In the Viking ancient time, people were believed to have modified their teeth. An excavation of around 600 Viking skeletons dating back to 800 and 1050AD was carefully analyzed. The archaeologists revealed that 24 of them bore deep, horizontal, and carved lines in their upper front teeth. It was the first time that there was a tooth modification reported in Europe.
Tooth carving from the Viking skeleton excavated
Since there was no finding upon the tooth modification around Europe and the Vikings also travelled a lot. The archaeologists concluded that they might have learnt this from another place.

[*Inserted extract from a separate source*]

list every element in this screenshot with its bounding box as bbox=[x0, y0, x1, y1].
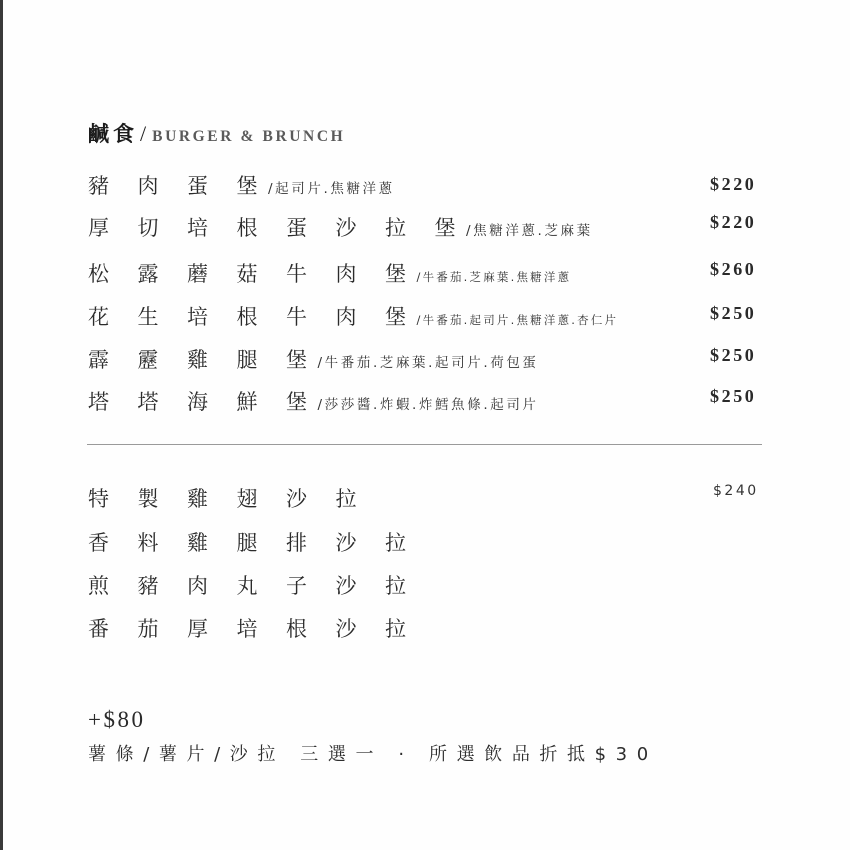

The teeth were carved with horizontal lines and sometimes dyed with red color. The main purpose of this practice still remains a mystery. However, many scholars believe that the Vikings practised this to scare the enemies. Meanwhile, some believe that this was the beauty standard of the Vikings. They reason that the Vikings focused very much on their appearance, so any difference upon their look meant it was the standard.
WARD OFF DRAUGR
Draugr was simply the Viking version of zombie. The Vikings believed that even if one person was dead, their body could still move and harm other people. A draugr would go around and hurt anyone on his way.
Many precautions were carried out to prevent the draugr from wandering around. Straw would be put under the shroud and a pair of scissors would rest in the chest of the dead. The big toes of the dead were tied together so that he couldn't move.
When the funeral came to the part of transfering the coffin to the grave yard, the bearers would stop before stepping out of the house. They stopped inside, lowering and raising the coffin in three directions to make a sign of scissors. There were times that the dead were carried through the door for the corpse or the "copse door". It was simply a hole in the wall with the brick covered. Once someone died, the bricks would be removed to make the way. Once the ritual was over, it was rebuilt. Because the Vikings thought that the dead would return through the way that they came out. If the dead were buried in the graveyard, there would be an additional ritual that a powerful man would use the magic words to tie the dead to the coffin.